WASHINGTON (Reuters) - Two key leaders of the U.S. Senate Banking Committee have agreed to scrap a limit on the number of reverse annuity mortgages that a federal insurance program may underwrite, sources familiar with the discussions said Monday.
The mortgages, known as RAMs, are popular among older Americans because they allow them to draw income against the value of their property without having to leave their homes.
Existing rules for the Federal Housing Administration program cap the number of RAM loans at 275,000. But that would be eliminated under a compromise hatched in recent days between Christopher Dodd, chairman of the banking panel, and Sen. Richard Shelby, the panel’s top Republican.
The RAM mortgage cap was also eliminated in a version of the bill passed by the House of Representatives financial services panel, meaning it will likely be scrapped in the final version of the bill.
The House is scheduled to vote on FHA reform Tuesday and the Senate Banking committee on Wednesday.
In other elements of the compromise, FHA borrowers will have to offer a downpayment of at least 1.5 percent of the home value, and the loan limit will be equal to that imposed on Fannie Mae FNM.N and Freddie Mac FRE.N, which is currently $417,000, sources familiar with the negotiations said.

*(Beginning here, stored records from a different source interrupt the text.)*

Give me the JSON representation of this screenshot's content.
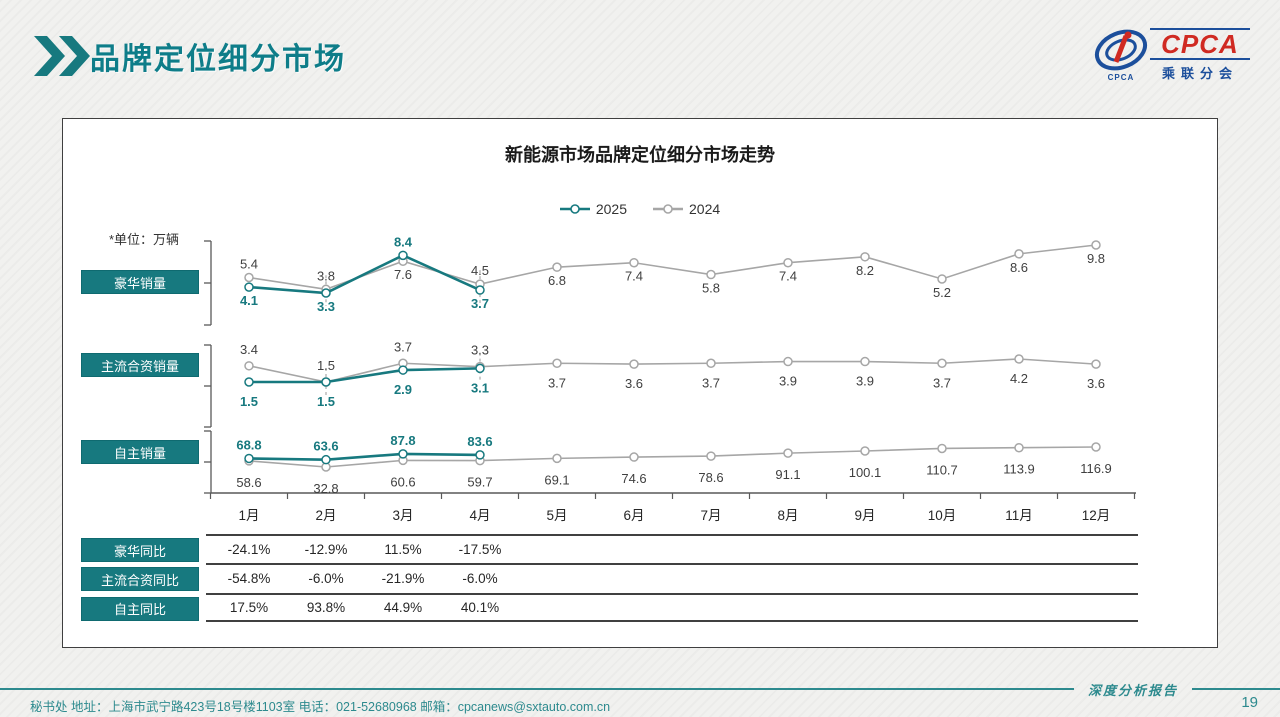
{
  "page": {
    "header": {
      "title": "品牌定位细分市场"
    },
    "logo": {
      "text": "CPCA",
      "subtext": "乘联分会"
    },
    "footer": {
      "left": "秘书处   地址：上海市武宁路423号18号楼1103室  电话：021-52680968   邮箱：cpcanews@sxtauto.com.cn",
      "report_label": "深度分析报告",
      "page_number": "19"
    }
  },
  "chart_data": {
    "type": "line",
    "title": "新能源市场品牌定位细分市场走势",
    "unit_note": "*单位：万辆",
    "categories": [
      "1月",
      "2月",
      "3月",
      "4月",
      "5月",
      "6月",
      "7月",
      "8月",
      "9月",
      "10月",
      "11月",
      "12月"
    ],
    "legend": [
      {
        "name": "2025",
        "color": "#17797f"
      },
      {
        "name": "2024",
        "color": "#a6a6a6"
      }
    ],
    "sections": [
      {
        "label": "豪华销量",
        "series": [
          {
            "name": "2025",
            "color": "#17797f",
            "values": [
              4.1,
              3.3,
              8.4,
              3.7
            ],
            "label_above": [
              false,
              false,
              true,
              false
            ]
          },
          {
            "name": "2024",
            "color": "#a6a6a6",
            "values": [
              5.4,
              3.8,
              7.6,
              4.5,
              6.8,
              7.4,
              5.8,
              7.4,
              8.2,
              5.2,
              8.6,
              9.8
            ],
            "label_above": [
              true,
              true,
              false,
              true,
              false,
              false,
              false,
              false,
              false,
              false,
              false,
              false
            ]
          }
        ]
      },
      {
        "label": "主流合资销量",
        "series": [
          {
            "name": "2025",
            "color": "#17797f",
            "values": [
              1.5,
              1.5,
              2.9,
              3.1
            ],
            "label_above": [
              false,
              false,
              false,
              false
            ]
          },
          {
            "name": "2024",
            "color": "#a6a6a6",
            "values": [
              3.4,
              1.5,
              3.7,
              3.3,
              3.7,
              3.6,
              3.7,
              3.9,
              3.9,
              3.7,
              4.2,
              3.6
            ],
            "label_above": [
              true,
              true,
              true,
              true,
              false,
              false,
              false,
              false,
              false,
              false,
              false,
              false
            ]
          }
        ]
      },
      {
        "label": "自主销量",
        "series": [
          {
            "name": "2025",
            "color": "#17797f",
            "values": [
              68.8,
              63.6,
              87.8,
              83.6
            ],
            "label_above": [
              true,
              true,
              true,
              true
            ]
          },
          {
            "name": "2024",
            "color": "#a6a6a6",
            "values": [
              58.6,
              32.8,
              60.6,
              59.7,
              69.1,
              74.6,
              78.6,
              91.1,
              100.1,
              110.7,
              113.9,
              116.9
            ],
            "label_above": [
              false,
              false,
              false,
              false,
              false,
              false,
              false,
              false,
              false,
              false,
              false,
              false
            ]
          }
        ]
      }
    ],
    "yoy_table": {
      "rows": [
        {
          "label": "豪华同比",
          "values": [
            "-24.1%",
            "-12.9%",
            "11.5%",
            "-17.5%"
          ]
        },
        {
          "label": "主流合资同比",
          "values": [
            "-54.8%",
            "-6.0%",
            "-21.9%",
            "-6.0%"
          ]
        },
        {
          "label": "自主同比",
          "values": [
            "17.5%",
            "93.8%",
            "44.9%",
            "40.1%"
          ]
        }
      ]
    }
  }
}
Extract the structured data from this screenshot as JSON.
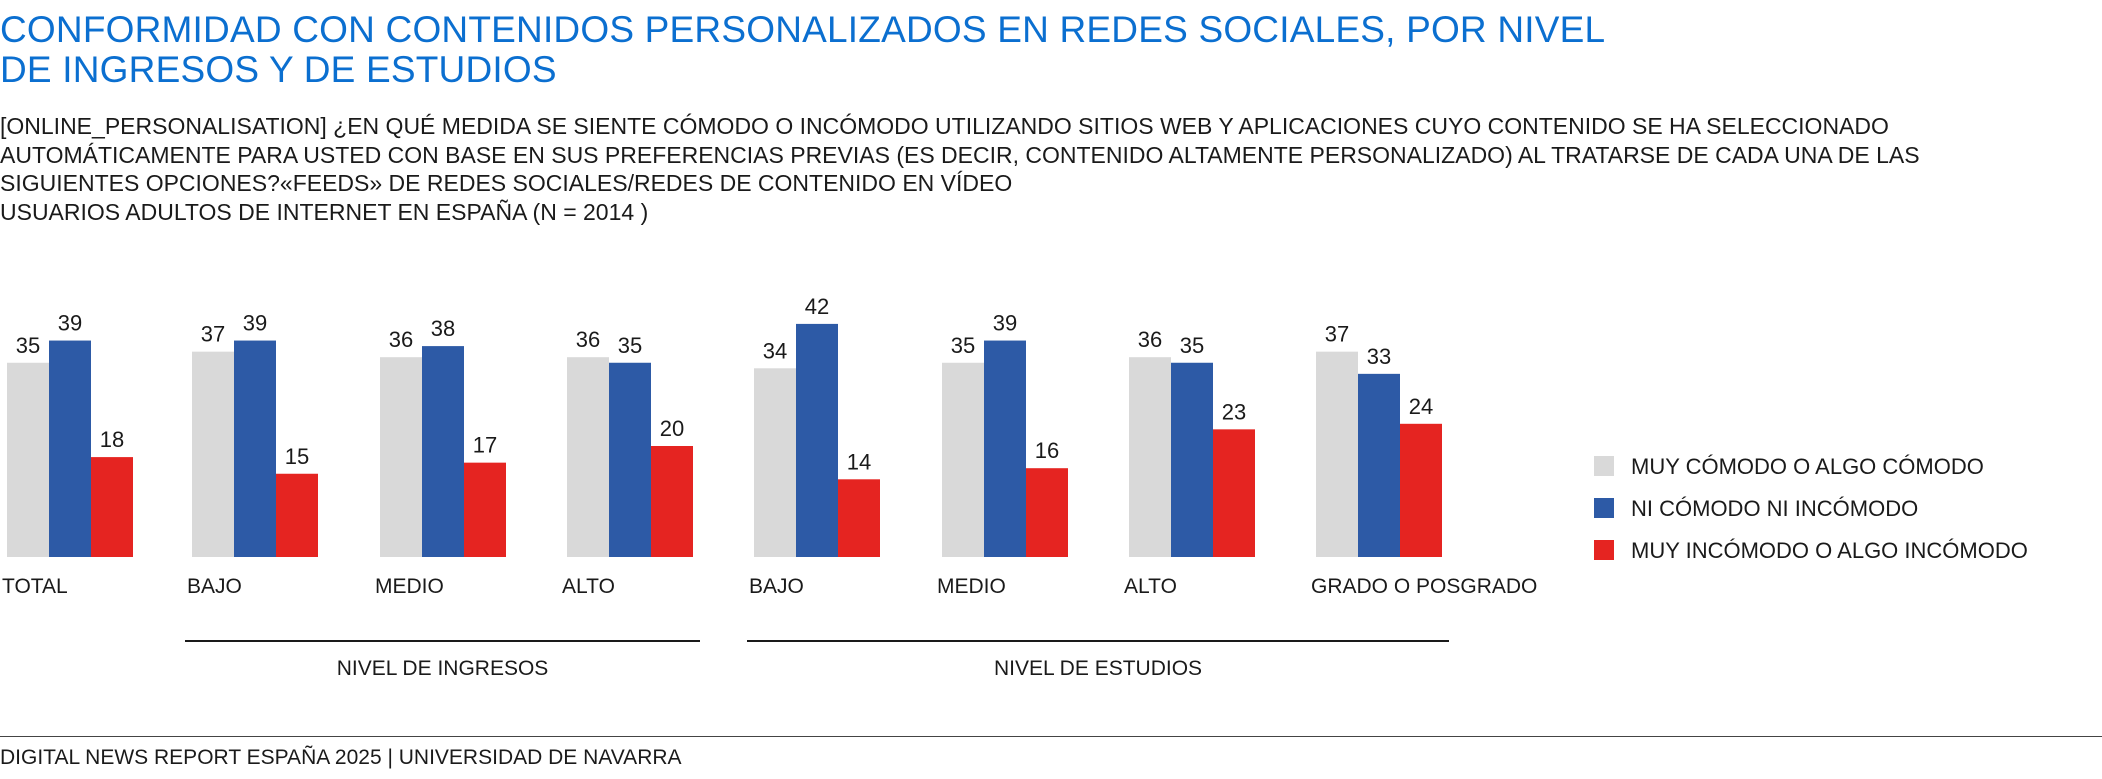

Today, FHA borrowers must offer 3 percent cash to quality for a loan so the new language would cut that requirement in half. Also, loans that exceed $362,000 are not FHA eligible under existing rules, which has effectively eliminated the program along the East and West Coasts.
In an official statement of policy released Monday, the White House said it would oppose any effort to lift the loan limit above the level Fannie and Freddie must abide. Still, several lawmakers have expressed support for just such a move.
Sen. Charles Schumer, the New York Democrat and member of the Senate Banking Committee, could float an amendment Wednesday that raises the loan limits and Rep. Barney Frank, chairman of the House Financial Services Committee, has said he will try to lift the FHA loan limit as high as $500,000 and give officials the power to raise the limit in times of severe market disruption when the bill is taken up tomorrow.
The FHA, which was set up in 1934 during the Depression and helps borrowers win favorable loan terms by guaranteeing mortgage payments to lenders, has traditionally been a resource for first-time homebuyers with low incomes.
But during the recent housing boom, many such borrowers turned to the easy loan terms of subprime mortgages.
The FHA share of new mortgages slipped from 9.1 percent to just 1.8 percent between 1996 and the end of 2006, according to industry publication Inside Mortgage Finance. Financial markets have been shaken in recent weeks as the number of failing mortgages, particularly subprime loans, has climbed.
About 200,000 troubled borrowers could win new mortgage terms if the FHA were modernized, according to the Department of Housing and Urban Development. Even without a new law, 80,000 troubled borrowers could save their homes in 2008 despite having missed some mortgage payments under a loosening of FHA rules announced by President George W. Bush late last month.
If reform measures pass both chambers, lawmakers will hammer out a compromise version of the bill to send to Bush for enactment.